Sur les demandes accessoires
L’alinéa 2 de l’article 491 du code de procédure civile dispose que le juge statuant en référé statue sur les dépens. Selon l’alinéa 1er de l’article 696 du code de procédure civile, la partie perdante est condamnée aux dépens, à moins que le juge, par décision motivée, n’en mette la totalité ou une fraction à la charge d’une autre partie.
A ce stade de la procédure, chaque partie conservera la charge de ses propres dépens.
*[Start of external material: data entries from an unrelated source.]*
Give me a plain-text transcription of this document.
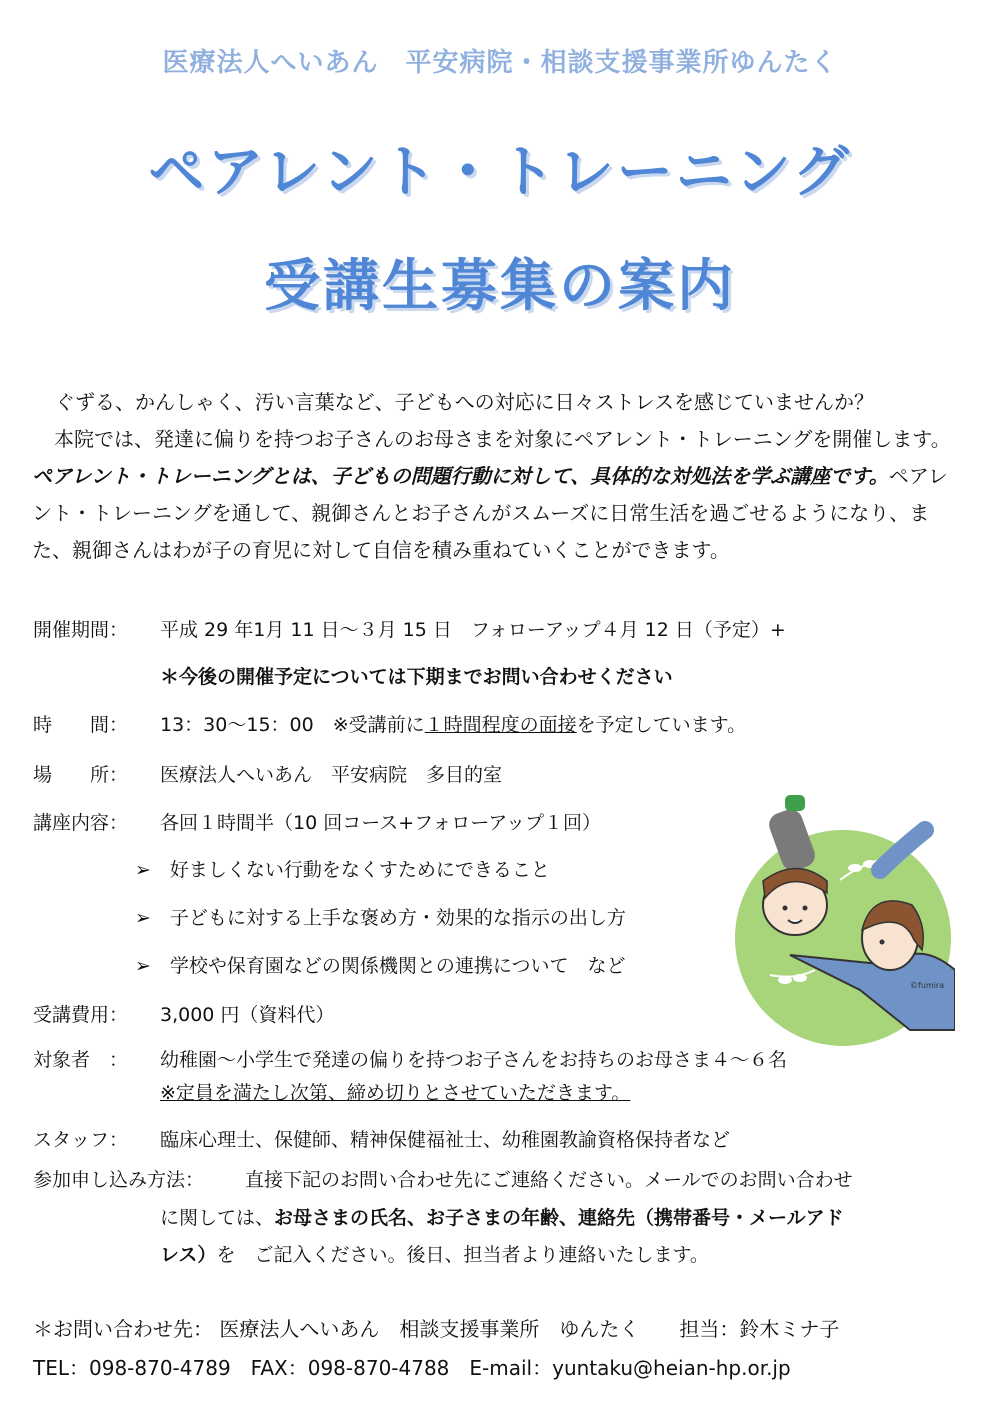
医療法人へいあん　平安病院・相談支援事業所ゆんたく
ペアレント・トレーニング
受講生募集の案内
ぐずる、かんしゃく、汚い言葉など、子どもへの対応に日々ストレスを感じていませんか？
本院では、発達に偏りを持つお子さんのお母さまを対象にペアレント・トレーニングを開催します。ペアレント・トレーニングとは、子どもの問題行動に対して、具体的な対処法を学ぶ講座です。ペアレント・トレーニングを通して、親御さんとお子さんがスムーズに日常生活を過ごせるようになり、また、親御さんはわが子の育児に対して自信を積み重ねていくことができます。
開催期間： 平成 29 年1月 11 日～３月 15 日　フォローアップ４月 12 日（予定）+
＊今後の開催予定については下期までお問い合わせください
時　　間： 13：30～15：00　※受講前に１時間程度の面接を予定しています。
場　　所： 医療法人へいあん　平安病院　多目的室
講座内容： 各回１時間半（10 回コース+フォローアップ１回）
➢　好ましくない行動をなくすためにできること
➢　子どもに対する上手な褒め方・効果的な指示の出し方
➢　学校や保育園などの関係機関との連携について　など
受講費用： 3,000 円（資料代）
対象者　： 幼稚園～小学生で発達の偏りを持つお子さんをお持ちのお母さま４～６名
※定員を満たし次第、締め切りとさせていただきます。
スタッフ： 臨床心理士、保健師、精神保健福祉士、幼稚園教諭資格保持者など
参加申し込み方法： 直接下記のお問い合わせ先にご連絡ください。メールでのお問い合わせ
に関しては、お母さまの氏名、お子さまの年齢、連絡先（携帯番号・メールアド
レス）を　ご記入ください。後日、担当者より連絡いたします。
＊お問い合わせ先： 医療法人へいあん　相談支援事業所　ゆんたく　　担当：鈴木ミナ子
TEL：098-870-4789　FAX：098-870-4788　E-mail：yuntaku@heian-hp.or.jp
©fumira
De même, aucune considération tirée de l’équité ne permet de faire application de l’article 700 Code de procédure civile.
PAR CES MOTIFS
Statuant publiquement, par ordonnance réputée contradictoire et en premier ressort,
Au principal, renvoyons les parties à se pourvoir et cependant, dès à présent et par provision :
DECLARONS recevable l’intervention volontaire de la SARL MMVI ;
FAISONS droit à la demande d’extension de mission des opérations d’expertise aux désordres apparus dans les appartements de la SARL MMVI, tel que cela résulte du rapport du Cabinet IXI du 24 octobre 2024 ainsi que de ses écritures ;
DISONS que l’Expert devra préciser si ces désordres sur les parties privatives trouvent leur origine dans les parties communes et, le cas échéant, si la réparation des désordres sur les parties communes permettrait de supprimer les désordres constatés dans les parties privatives ;
DISONS que la prochaine consignation de frais d’expertise s’agissant de cette extension de mission sera réglée par la SARL MMVI ;
DEBOUTONS les parties du surplus de leurs demandes ;
DISONS que chaque partie conservera la charge de ses propres dépens ;
DISONS n’y avoir lieu à l’application des dispositions de l’article 700 du Code de procédure civile.
RAPPELONS que la présente décision est assortie de droit de l’exécution provisoire.